Reputation: 143
I am new to pandas and I want to merge two dataframe with multiple conditions applied to it. I have master_df and trade_df.
master_df
Country Product
China Apple
India Mango
Germany Apple
India Mango
master_df['Country'] can be either export or import which we can get from trade_df
trade_df
Export Import Product
India US Mango
China UK Apple
India Germany Apple
My ultimate goal is to compare master_df['Country'] to trade_df['Export','Import'] and Product of both df and get the output as
master_df
Country Product Export Import
China Apple China UK
India Mango India US
Germany Apple India Germany
I am not sure if I am getting right as I am getting error.
master_df = master_df.merge(trade_df, on =['country','Product'])
Upvotes: 0
Views: 45
Reputation: 731
When you say join on ['Country', 'Product']

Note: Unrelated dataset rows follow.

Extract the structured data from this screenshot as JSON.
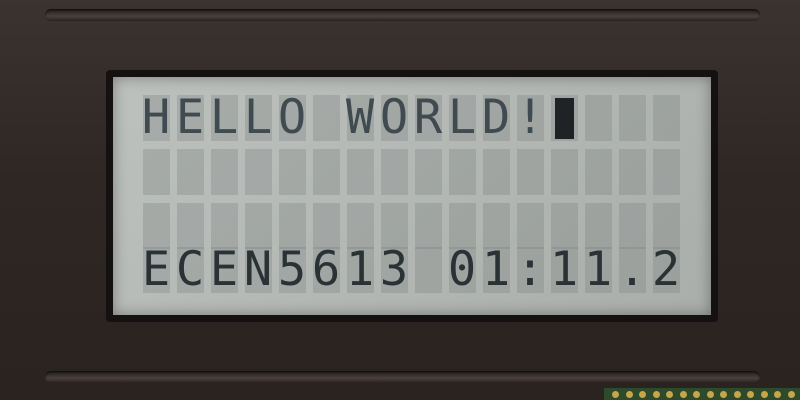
{
  "display": {
    "line1": "HELLO WORLD!",
    "line2": "",
    "line3": "",
    "line4": "ECEN5613 01:11.2",
    "columns": 16,
    "cursor_visible": true
  },
  "colors": {
    "bezel": "#2e2724",
    "lcd_background": "#b4b8b4",
    "text": "#2a3236"
  }
}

, you tell pandas to find the two columns on both the dataframes. However, the columns for "country" on your two dataframes are different.
In your master_df
, it is Country
.
But in your trade_df
, it is Export
and Import
.
Also, from your expectation, it can be seen that you actually want to join master_df
twice with the trade_df
on Country = Export
and Country = Import
respectively. So, you need to join them twice and concatenate them together.
What you should do (Please note that the order of the column names in the two lists must be corresponding):
export_df = master_df.merge(trade_df, left_on=['Country', 'Product'], right_on=['Export', 'Product']).drop_duplicates()
import_df = master_df.merge(trade_df, left_on=['Country', 'Product'], right_on=['Import', 'Product']).drop_duplicates()
df = export_df.append(import_df)
print(df)
This gives you the output:
Country Product Export Import
0 China Apple China UK
1 India Mango India US
0 Germany Apple India Germany
Upvotes: 1